French Bistro Salad, Peel-And-Eat Shrimp (Atkins)
- Ready In:
- 25mins
- Ingredients:
- 15
- Serves:
-
4
ingredients
-
Dressing
- 3 tablespoons fresh lemon juice (1 large lemon)
- 2 teaspoons Dijon mustard
- 3⁄4 teaspoon salt
- 1⁄2 teaspoon fresh ground pepper
- 1⁄4 cup extra virgin olive oil
-
Salad
- 4 large eggs
- 12 bacon, slices (thick slices)
- 6 cups frisee, cleaned and torn (about 3 heads)
- 1 cup gruyere cheese, coarsely grated (about 1/3 pound)
-
Shrimp
- 2 quarts water
- 1⁄4 cup cider vinegar
- 2 tablespoons pickling spices
- 1 tablespoon salt
- 2 lbs medium shrimp, shell-on
- 1 lemon, cut into wedges
directions
- For dressing: Combine lemon juice, mustard, salt and pepper in a blender in a medium bowl. Slowly whisk in olive oil until dressing thickens and set aside.
- Poach eggs in an egg poacher, saucepot or microwave. Cook until whites are set but yolks are still runny, about 4 minutes in an egg poacher or 2 minutes in microwave. Place in ice water until ready to use.
- Stack bacon and slice into 1" by 1/2" pieces and saut over medium-high heat until nicely browned and crisp, about 3 minutes. Drain and set aside.

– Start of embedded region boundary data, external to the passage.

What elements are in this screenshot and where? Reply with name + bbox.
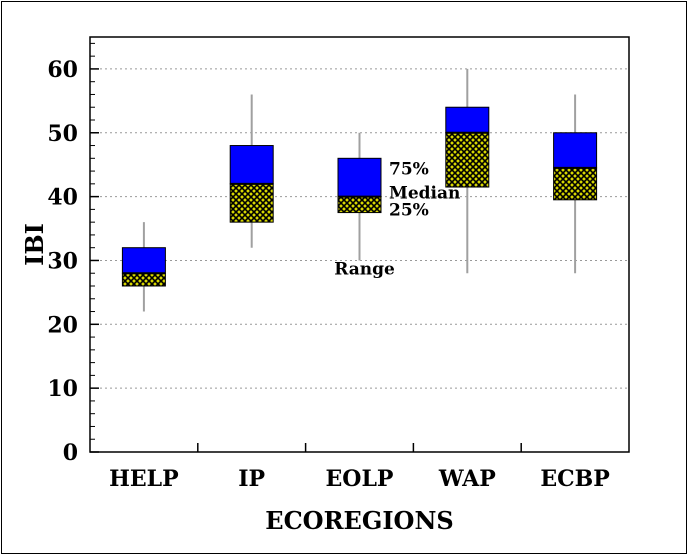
box-ip [229, 94, 274, 248]
y-axis-label: IBI [20, 223, 49, 266]
x-tick-label: IP [238, 466, 265, 492]
x-axis-label: ECOREGIONS [265, 506, 453, 535]
lower-box [121, 272, 166, 287]
box-eolp [337, 132, 382, 261]
q1-annotation: 25% [389, 201, 429, 221]
axes: 0 10 20 30 40 50 60 HELP IP EOLP WAP ECBP [47, 42, 610, 492]
upper-box [229, 145, 274, 185]
y-tick-label: 20 [47, 312, 78, 338]
plot-area-frame [89, 36, 630, 453]
box-ecbp [553, 94, 598, 274]
upper-box [553, 132, 598, 169]
boxes [121, 68, 598, 312]
x-tick-label: HELP [109, 466, 179, 492]
y-tick-label: 10 [47, 376, 78, 402]
lower-box [337, 196, 382, 214]
y-tick-label: 40 [47, 185, 78, 211]
x-tick-label: ECBP [540, 466, 609, 492]
x-tick-label: EOLP [326, 466, 394, 492]
x-tick-label: WAP [438, 466, 496, 492]
lower-box [229, 183, 274, 223]
y-tick-label: 60 [47, 57, 78, 83]
y-tick-label: 50 [47, 121, 78, 147]
y-tick-label: 0 [63, 440, 78, 466]
box-help [121, 222, 166, 312]
q3-annotation: 75% [389, 159, 429, 179]
lower-box [553, 167, 598, 201]
lower-box [445, 132, 490, 188]
y-tick-label: 30 [47, 248, 78, 274]
range-annotation: Range [334, 259, 395, 279]
upper-box [445, 106, 490, 134]
upper-box [121, 247, 166, 274]
upper-box [337, 157, 382, 198]
box-wap [445, 68, 490, 274]
median-annotation: Median [389, 184, 460, 204]
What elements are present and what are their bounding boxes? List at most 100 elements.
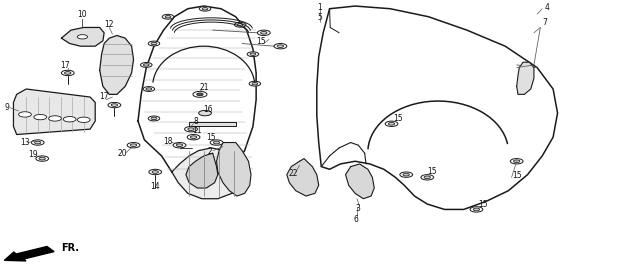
Polygon shape bbox=[516, 62, 534, 94]
FancyArrow shape bbox=[4, 246, 54, 261]
Circle shape bbox=[513, 160, 520, 162]
Text: 15: 15 bbox=[512, 171, 522, 180]
Circle shape bbox=[146, 88, 152, 90]
Text: 15: 15 bbox=[478, 200, 488, 209]
Circle shape bbox=[421, 175, 434, 180]
Circle shape bbox=[473, 208, 479, 211]
Circle shape bbox=[187, 134, 200, 140]
Circle shape bbox=[39, 157, 45, 160]
Circle shape bbox=[165, 16, 171, 18]
Circle shape bbox=[61, 70, 74, 76]
Circle shape bbox=[31, 140, 44, 145]
Circle shape bbox=[199, 6, 211, 11]
Text: 5: 5 bbox=[317, 13, 323, 22]
Circle shape bbox=[152, 171, 159, 173]
Circle shape bbox=[190, 136, 196, 139]
Text: 6: 6 bbox=[353, 215, 358, 224]
Circle shape bbox=[196, 93, 203, 96]
Circle shape bbox=[151, 117, 157, 120]
Text: 7: 7 bbox=[542, 17, 547, 27]
Circle shape bbox=[202, 8, 208, 10]
Text: 18: 18 bbox=[163, 137, 173, 146]
Circle shape bbox=[277, 45, 284, 48]
Circle shape bbox=[237, 24, 243, 26]
Circle shape bbox=[63, 116, 76, 122]
Polygon shape bbox=[216, 143, 251, 196]
Circle shape bbox=[151, 42, 157, 45]
Text: 20: 20 bbox=[117, 149, 127, 158]
Text: 3: 3 bbox=[356, 204, 361, 213]
Circle shape bbox=[210, 140, 223, 145]
Circle shape bbox=[149, 169, 162, 175]
Circle shape bbox=[403, 173, 410, 176]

- To assemble salads: Toss frisee with the dressing and divide evenly on 4 plates. Sprinkle with bacon slices and shredded cheese. To quickly reheat eggs, immerse in simmering water for 30 seconds. Place one egg on top of each salad.
-
Shrimp:
- Combine water, vinegar, pickling spice and salt in a 5-quart saucepan; bring to a boil over high heat. Reduce heat to medium and simmer 20 minutes.
- Bring back to a boil over high heat. Add shrimp; turn off heat, cover and let stand until shrimp turn pink, about 4 minutes. Serve right away with lemon wedges, or refrigerate until cool, about 1 hour, before serving.